Creatures like gnomes, pixies, gremlins, elves and leprechauns hate to be confused with goblins. Fairies become extremely angry when goblins are portrayed as their companions. They are all spirits of the earth but they have no more than a slight family connection with goblins.

Goblins originated in France, which they entered through a cleft in the Pyrenees. Once they had a foothold they spread rapidly over Europe and they entered Britain as stowaways aboard the first dragon-ship of the Vikings. In Britain the Druids called them 'Robin Goblin', later abbreviated to 'hobglobin'.

Like other earth spirits they have human form, but no human ever wore expressions of such malicious mischief and depraved cunning. A goblin smile curdles the blood; a goblin laugh causes milk to sour and fruit to fall from the trees. Even a witch will not allow a goblin at her fireside. She has no fear of it but it is always such a meddling nuisance.

Fortunately, a goblin's capacity for mischief is limited. Unlike their distant cousins the gremlins they cannot be bothered to learn about tools and machinery. Their only real abilities are luck-spoiling, and weaving nightmares to be inserted into to ear of a sleeper. They do like, however, to torment humans in such ways as tipping over pails of milk, hiding hen's eggs, blowing soot down chimneys, puffing out candles in haunted houses, and altering signposts.

Goblin, Artist: Peter Frisck, 2003

Goblins have some facility with design, but it is limited to gargoyles and depictions of serpents, dragons and basilisks. They can communicate with flies, wasps, mosquitoes and hornets, and their favourite summer pastime is to direct these insects towards warm-blooded creatures such as humans and horses and watch the results.

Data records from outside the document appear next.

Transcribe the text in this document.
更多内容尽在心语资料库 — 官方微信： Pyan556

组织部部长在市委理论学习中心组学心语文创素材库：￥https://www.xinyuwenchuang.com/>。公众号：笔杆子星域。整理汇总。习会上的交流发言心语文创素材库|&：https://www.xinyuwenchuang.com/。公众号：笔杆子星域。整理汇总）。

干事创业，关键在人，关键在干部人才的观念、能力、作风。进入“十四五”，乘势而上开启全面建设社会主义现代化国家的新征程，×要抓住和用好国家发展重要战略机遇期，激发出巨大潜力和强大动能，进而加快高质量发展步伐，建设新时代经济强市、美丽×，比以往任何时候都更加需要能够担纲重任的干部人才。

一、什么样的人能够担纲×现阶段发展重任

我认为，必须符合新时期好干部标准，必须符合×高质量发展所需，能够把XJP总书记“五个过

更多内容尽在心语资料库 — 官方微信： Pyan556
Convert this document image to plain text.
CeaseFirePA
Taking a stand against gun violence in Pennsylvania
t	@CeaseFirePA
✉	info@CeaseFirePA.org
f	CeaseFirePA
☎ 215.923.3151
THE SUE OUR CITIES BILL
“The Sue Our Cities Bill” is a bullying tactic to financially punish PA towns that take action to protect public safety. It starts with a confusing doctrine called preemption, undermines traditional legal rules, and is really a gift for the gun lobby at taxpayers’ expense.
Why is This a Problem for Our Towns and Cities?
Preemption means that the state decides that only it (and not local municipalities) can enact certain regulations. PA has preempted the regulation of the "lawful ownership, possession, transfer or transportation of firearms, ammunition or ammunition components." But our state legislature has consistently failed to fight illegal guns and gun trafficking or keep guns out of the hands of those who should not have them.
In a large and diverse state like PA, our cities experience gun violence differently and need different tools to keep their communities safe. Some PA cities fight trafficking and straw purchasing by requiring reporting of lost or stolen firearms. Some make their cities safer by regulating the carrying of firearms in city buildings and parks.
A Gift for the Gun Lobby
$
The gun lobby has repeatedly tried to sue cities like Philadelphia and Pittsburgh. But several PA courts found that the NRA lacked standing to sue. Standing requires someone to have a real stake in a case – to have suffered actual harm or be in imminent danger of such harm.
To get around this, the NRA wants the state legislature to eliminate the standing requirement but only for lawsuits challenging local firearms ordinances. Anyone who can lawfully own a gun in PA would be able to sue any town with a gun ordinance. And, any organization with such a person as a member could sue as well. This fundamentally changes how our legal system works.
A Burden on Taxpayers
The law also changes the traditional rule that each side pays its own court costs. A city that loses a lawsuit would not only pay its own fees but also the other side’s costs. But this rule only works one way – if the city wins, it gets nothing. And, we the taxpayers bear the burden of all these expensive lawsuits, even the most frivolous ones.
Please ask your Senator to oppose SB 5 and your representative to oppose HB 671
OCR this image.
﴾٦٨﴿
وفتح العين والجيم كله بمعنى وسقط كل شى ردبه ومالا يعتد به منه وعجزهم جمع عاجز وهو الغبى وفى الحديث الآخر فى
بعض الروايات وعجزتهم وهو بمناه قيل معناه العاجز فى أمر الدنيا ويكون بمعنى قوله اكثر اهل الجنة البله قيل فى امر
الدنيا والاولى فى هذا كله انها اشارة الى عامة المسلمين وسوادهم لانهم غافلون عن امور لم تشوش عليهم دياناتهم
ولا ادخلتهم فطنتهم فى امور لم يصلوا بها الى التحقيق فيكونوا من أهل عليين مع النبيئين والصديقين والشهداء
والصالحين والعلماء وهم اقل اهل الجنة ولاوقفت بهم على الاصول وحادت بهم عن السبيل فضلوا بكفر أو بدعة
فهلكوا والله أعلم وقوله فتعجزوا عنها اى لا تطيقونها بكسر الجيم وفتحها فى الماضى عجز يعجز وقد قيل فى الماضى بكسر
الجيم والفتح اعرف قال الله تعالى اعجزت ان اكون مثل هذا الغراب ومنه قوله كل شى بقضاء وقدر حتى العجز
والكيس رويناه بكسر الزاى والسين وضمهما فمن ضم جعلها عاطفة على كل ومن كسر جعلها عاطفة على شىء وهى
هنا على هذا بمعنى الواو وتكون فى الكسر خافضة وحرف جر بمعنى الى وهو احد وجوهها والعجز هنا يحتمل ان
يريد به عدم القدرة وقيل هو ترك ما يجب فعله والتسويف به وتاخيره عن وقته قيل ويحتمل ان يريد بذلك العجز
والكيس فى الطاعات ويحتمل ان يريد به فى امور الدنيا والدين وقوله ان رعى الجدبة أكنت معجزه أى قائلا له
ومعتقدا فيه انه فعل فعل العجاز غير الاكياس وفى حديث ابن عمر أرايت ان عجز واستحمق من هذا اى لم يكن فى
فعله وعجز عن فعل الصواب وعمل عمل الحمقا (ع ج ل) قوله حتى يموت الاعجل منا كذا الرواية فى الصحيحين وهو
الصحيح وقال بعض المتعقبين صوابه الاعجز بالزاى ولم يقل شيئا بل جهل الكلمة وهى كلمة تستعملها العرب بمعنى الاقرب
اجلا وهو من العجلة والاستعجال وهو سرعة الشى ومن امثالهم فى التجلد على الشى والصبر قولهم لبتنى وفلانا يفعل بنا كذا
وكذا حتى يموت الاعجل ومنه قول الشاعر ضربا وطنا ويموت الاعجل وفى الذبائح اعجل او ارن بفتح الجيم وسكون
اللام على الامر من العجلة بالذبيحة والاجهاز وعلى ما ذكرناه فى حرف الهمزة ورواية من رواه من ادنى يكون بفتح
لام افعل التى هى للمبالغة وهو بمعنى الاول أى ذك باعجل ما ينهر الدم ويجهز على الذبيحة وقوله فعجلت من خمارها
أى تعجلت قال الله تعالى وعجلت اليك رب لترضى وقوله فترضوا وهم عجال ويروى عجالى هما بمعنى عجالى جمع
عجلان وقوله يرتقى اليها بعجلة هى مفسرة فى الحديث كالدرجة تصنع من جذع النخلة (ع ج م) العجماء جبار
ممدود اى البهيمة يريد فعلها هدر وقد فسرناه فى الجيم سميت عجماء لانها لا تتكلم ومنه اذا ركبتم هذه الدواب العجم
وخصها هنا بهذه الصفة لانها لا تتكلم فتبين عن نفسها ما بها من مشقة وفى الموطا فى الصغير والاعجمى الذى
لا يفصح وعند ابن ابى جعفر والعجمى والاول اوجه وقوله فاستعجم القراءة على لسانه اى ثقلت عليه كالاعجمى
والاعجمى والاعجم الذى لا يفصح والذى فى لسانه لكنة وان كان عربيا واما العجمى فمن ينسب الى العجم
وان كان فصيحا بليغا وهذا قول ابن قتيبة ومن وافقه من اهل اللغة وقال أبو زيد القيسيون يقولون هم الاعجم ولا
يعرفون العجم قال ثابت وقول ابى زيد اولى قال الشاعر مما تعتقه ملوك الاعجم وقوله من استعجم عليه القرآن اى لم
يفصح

They pester horses in the stable or the field, and a sure sign of goblin presence is the sound of a horse blowing or stamping in an effort to get rid of them, or rolling in the sand to scratch them off his back.

Goblins have no homes. They infest mossy clefts in rocks and the surface roots of ancient trees but they are too capricious to settle down for long. The squeals and titters of a goblin gang as they plot some fresh mischief should serve as a warning to any human to keep well clear of them.